Il l’appelait d’une voix tendre, rauque, timide. Pendant des heures, sans se lasser, il l’appelait, les yeux fixés sur le visage détruit. Tout ce qui n’était pas en rapport direct avec son inquiétude ardente, il l’effaçait de sa pensée comme un détail insignifiant. D’abord sauver Catherine, il songerait à son fils ensuite.

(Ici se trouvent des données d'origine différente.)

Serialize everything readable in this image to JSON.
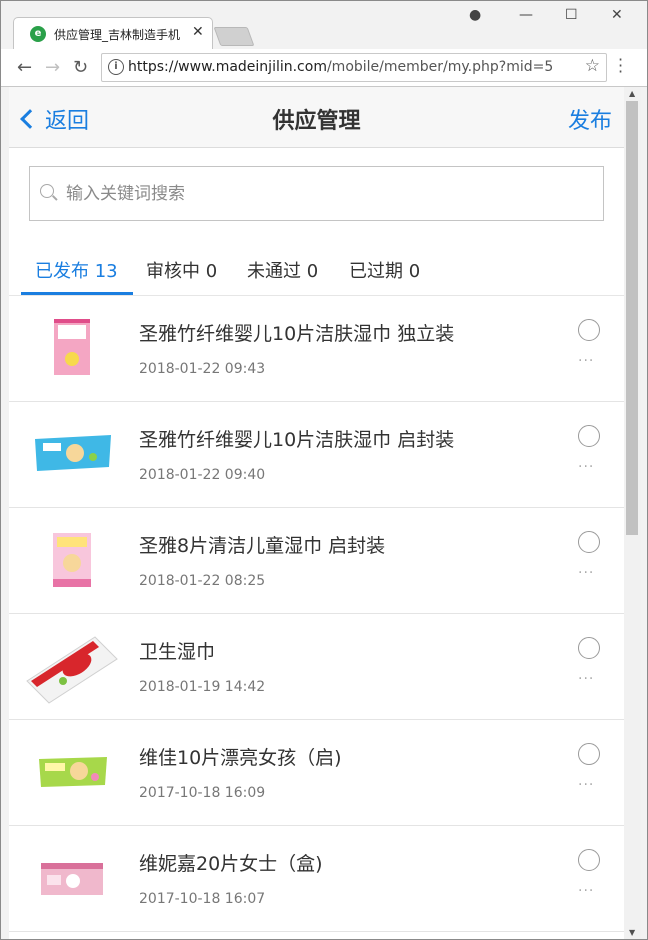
{
  "browser": {
    "tab_title": "供应管理_吉林制造手机",
    "url_host": "https://www.madeinjilin.com",
    "url_path": "/mobile/member/my.php?mid=5"
  },
  "header": {
    "back_label": "返回",
    "title": "供应管理",
    "publish_label": "发布"
  },
  "search": {
    "placeholder": "输入关键词搜索"
  },
  "tabs": [
    {
      "label": "已发布 13",
      "active": true
    },
    {
      "label": "审核中 0",
      "active": false
    },
    {
      "label": "未通过 0",
      "active": false
    },
    {
      "label": "已过期 0",
      "active": false
    }
  ],
  "items": [
    {
      "title": "圣雅竹纤维婴儿10片洁肤湿巾 独立装",
      "date": "2018-01-22 09:43"
    },
    {
      "title": "圣雅竹纤维婴儿10片洁肤湿巾 启封装",
      "date": "2018-01-22 09:40"
    },
    {
      "title": "圣雅8片清洁儿童湿巾 启封装",
      "date": "2018-01-22 08:25"
    },
    {
      "title": "卫生湿巾",
      "date": "2018-01-19 14:42"
    },
    {
      "title": "维佳10片漂亮女孩（启)",
      "date": "2017-10-18 16:09"
    },
    {
      "title": "维妮嘉20片女士（盒)",
      "date": "2017-10-18 16:07"
    }
  ],
  "more_icon": "···",
  "colors": {
    "accent": "#1a7ee0"
  }
}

Sauf les nuits de veille réglementaire où, forcément, il devait s’absenter, personne que lui n’approchait de Catherine. Ces nuits-là, une femme venait de la ville veiller la malade. Elle s’installait au chevet du lit et jusqu’à ce que Jérôme s’en allât, elle lui racontait les petites nouvelles de son milieu. Il la laissait bavarder à son aise sans l’écouter et l’heure venue il s’esquivait sans lui répondre. Une seule fois, elle réussit à l’arracher à son mutisme.

Après avoir remis en ordre la chambre négligée et s’être installée à sa place ordinaire auprès de Catherine, elle dit d’un ton apitoyé :

— C’est vrai ce qu’on dit que votre fils est parti soldat en Afrique ? Un seul fils ! Ce serait tout de même trop dur, ça.